Show that $P_n\Rightarrow P$ if and only if $P_n(x_k)\rightarrow P(x_k)$ for every $k\ge$ and $\sum_{k=1}^\infty P(x_k)=1$

Question

Let $C=\{x_1,x_2,...x_k\}$ be a countable set of $\mathbb{R}$. Let $\{P_n\}$ and $P$ be probability measures on $C$. Show that $P_n\Rightarrow P$ if and only if $P_n(x_k)\rightarrow P(x_k)$ for every $k\ge$ and $\sum_{k=1}^\infty P(x_k)=1$.

I have always used this equivalent condition to prove weak convergence assuming its correctness intuitively. For example, it helps when proving Binomial to Poisson convergence etc.

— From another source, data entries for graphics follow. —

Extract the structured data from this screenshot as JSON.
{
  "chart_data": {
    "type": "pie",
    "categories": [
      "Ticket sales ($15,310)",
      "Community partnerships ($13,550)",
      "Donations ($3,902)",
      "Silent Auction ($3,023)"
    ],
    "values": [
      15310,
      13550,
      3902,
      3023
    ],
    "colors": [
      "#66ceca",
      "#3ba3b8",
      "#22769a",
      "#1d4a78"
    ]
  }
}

I'm not sure how to prove it. Regardless, here is an attempt.

$(\Leftarrow)$ $\int f(x)dP_n(x)=\sum_{k\in\mathbb{N}}f(x_k)P_n(x_k)\overset{n\rightarrow\infty}{\longrightarrow}\underbrace{\sum_{k\in\mathbb{N}}f(x_k)P(x_k)}_{\text{by DCT}}=\int f(x)dP(x)$

$(\Rightarrow)$ I need to find some specific continuous bounded function $f$ for this, but I'm unable to figure it.

Note. I don't want to use other equivalent definitions to prove this as I'm required to prove them via these.